Major Financial Institutions Could Be To Blame For Florida Foreclosures
As if the American population wasn’t skeptical enough of big financial institutions, a lawsuit has recently been filed by the City of Miami against JPMorgan Chase & Co. for practicing discriminatory lending practices. According to the Miami lawsuit, JPMorgan violated the Fair Housing Act by issuing bad loans to certain minority groups which led to an astonishing number of foreclosures in the area–it is certainly more than just a coincidence that a majority of the foreclosures happened in black and Hispanic neighborhoods. Sadly, the residents of Florida are well-accustomed to these events; in October, Florida had the highest foreclosure rate in the country.
It seems that Amy Bonitatibus, a spokeswoman for JPMorgan, believes that the City of Miami is trying to pin down JPMorgan as a scapegoat for the city’s financial crisis and is using the media from the lawsuit “to address unrelated city finances impacted by the record economic downturn.”

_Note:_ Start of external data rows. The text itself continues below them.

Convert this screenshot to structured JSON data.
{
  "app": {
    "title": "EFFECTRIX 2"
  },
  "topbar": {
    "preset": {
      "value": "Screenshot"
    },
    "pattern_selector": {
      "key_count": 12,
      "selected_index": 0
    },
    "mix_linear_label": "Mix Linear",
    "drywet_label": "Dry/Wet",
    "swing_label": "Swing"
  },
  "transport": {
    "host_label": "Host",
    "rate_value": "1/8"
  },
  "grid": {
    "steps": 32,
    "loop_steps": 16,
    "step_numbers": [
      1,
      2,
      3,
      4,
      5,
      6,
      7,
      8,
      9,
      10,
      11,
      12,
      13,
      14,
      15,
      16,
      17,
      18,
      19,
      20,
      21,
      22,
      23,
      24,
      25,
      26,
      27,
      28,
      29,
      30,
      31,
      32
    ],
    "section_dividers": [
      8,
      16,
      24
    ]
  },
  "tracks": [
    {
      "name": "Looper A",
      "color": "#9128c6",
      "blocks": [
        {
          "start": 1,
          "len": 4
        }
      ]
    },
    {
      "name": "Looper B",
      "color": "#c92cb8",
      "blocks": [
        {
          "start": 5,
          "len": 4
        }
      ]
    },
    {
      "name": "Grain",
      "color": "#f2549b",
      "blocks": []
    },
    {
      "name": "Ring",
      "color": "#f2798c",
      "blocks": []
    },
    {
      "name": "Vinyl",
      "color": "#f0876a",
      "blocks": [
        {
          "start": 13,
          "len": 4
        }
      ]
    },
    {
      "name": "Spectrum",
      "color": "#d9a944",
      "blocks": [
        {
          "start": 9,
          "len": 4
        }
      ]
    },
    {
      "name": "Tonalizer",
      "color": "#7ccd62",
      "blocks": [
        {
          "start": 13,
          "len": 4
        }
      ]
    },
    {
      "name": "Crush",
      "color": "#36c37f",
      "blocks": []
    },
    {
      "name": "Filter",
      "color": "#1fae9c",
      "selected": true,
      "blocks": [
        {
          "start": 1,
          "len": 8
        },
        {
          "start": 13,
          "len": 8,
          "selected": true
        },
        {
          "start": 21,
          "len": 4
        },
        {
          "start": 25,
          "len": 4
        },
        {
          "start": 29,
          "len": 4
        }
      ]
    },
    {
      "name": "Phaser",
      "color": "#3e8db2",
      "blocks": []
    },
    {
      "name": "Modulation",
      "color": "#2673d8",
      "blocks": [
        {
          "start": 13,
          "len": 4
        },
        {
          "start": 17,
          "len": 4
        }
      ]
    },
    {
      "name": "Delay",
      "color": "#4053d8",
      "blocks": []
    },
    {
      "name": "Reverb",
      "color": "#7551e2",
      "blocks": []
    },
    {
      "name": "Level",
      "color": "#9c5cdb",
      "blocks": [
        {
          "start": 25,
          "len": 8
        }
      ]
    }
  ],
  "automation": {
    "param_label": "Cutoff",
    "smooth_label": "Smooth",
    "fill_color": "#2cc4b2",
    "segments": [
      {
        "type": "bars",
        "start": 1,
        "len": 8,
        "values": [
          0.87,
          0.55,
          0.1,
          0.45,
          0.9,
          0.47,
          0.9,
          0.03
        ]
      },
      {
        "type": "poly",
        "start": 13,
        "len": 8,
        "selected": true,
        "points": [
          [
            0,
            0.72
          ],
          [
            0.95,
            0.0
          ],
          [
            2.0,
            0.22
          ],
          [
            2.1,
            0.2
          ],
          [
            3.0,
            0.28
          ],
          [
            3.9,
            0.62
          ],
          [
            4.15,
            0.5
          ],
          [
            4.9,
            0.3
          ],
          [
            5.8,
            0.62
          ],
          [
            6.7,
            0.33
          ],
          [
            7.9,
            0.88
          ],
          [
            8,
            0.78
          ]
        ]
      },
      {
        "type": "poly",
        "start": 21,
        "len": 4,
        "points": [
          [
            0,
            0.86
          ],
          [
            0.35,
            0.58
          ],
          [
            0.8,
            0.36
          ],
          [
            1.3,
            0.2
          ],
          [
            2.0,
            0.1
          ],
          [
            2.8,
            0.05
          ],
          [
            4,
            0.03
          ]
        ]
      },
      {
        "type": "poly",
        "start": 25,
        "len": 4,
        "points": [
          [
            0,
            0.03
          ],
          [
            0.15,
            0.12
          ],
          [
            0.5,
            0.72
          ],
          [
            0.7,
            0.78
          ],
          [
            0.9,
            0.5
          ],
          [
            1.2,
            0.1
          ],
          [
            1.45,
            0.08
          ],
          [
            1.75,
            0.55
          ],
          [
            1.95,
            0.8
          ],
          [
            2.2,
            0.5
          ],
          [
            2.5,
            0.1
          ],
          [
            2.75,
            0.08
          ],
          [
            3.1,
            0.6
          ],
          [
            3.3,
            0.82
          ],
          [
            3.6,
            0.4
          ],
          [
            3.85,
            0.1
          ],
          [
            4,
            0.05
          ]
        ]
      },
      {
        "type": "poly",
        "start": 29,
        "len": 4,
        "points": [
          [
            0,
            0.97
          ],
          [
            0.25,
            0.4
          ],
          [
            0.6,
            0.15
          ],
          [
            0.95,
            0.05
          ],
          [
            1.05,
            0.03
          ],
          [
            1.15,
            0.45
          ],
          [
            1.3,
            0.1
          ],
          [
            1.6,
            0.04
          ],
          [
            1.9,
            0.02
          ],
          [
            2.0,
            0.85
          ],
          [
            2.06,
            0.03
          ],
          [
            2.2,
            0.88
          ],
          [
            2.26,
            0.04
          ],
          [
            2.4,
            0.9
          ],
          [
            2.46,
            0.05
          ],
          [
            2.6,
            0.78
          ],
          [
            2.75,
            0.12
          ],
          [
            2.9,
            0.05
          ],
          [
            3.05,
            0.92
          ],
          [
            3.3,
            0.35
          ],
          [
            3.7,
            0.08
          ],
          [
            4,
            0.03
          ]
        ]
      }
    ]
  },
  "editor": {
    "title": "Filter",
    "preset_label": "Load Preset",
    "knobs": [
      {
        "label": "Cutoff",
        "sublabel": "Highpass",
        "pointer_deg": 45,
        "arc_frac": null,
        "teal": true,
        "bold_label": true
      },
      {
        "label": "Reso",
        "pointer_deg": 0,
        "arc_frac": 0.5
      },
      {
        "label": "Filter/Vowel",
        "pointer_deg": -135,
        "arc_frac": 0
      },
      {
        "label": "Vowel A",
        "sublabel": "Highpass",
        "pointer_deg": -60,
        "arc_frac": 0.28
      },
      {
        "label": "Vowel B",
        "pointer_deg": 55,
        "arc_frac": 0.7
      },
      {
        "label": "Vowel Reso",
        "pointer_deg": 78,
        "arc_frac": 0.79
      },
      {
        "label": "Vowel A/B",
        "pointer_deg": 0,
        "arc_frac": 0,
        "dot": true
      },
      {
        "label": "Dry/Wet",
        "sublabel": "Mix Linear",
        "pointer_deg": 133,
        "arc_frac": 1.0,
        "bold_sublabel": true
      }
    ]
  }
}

However, it appears that JPMorgan is not the only major financial institution having some legal troubles relating to loan lending. Bank of America Corp., Citigroup Inc., and Wells Fargo & Co. are all facing charges that claim the institutions promoted discriminatory practices toward members of certain ethnic groups who were seeking loans.
What Does This Mean For Residents?
A law recently passed in Florida allowing for fast-track foreclosures, meaning that banks must expedite the process by which they prosecute foreclosures. It also means that a homeowner threatened with foreclosure has a very short time period of 20-45 days to file for lawsuit against the foreclosure. If a homeowner does not file a lawsuit within this period, the court can make a final decision regarding the pending foreclosure.
The combined fast-track foreclosure law and the alleged discriminatory lending practices of financial institutions could leave hundreds, if not thousands, of Floridian residents without a home.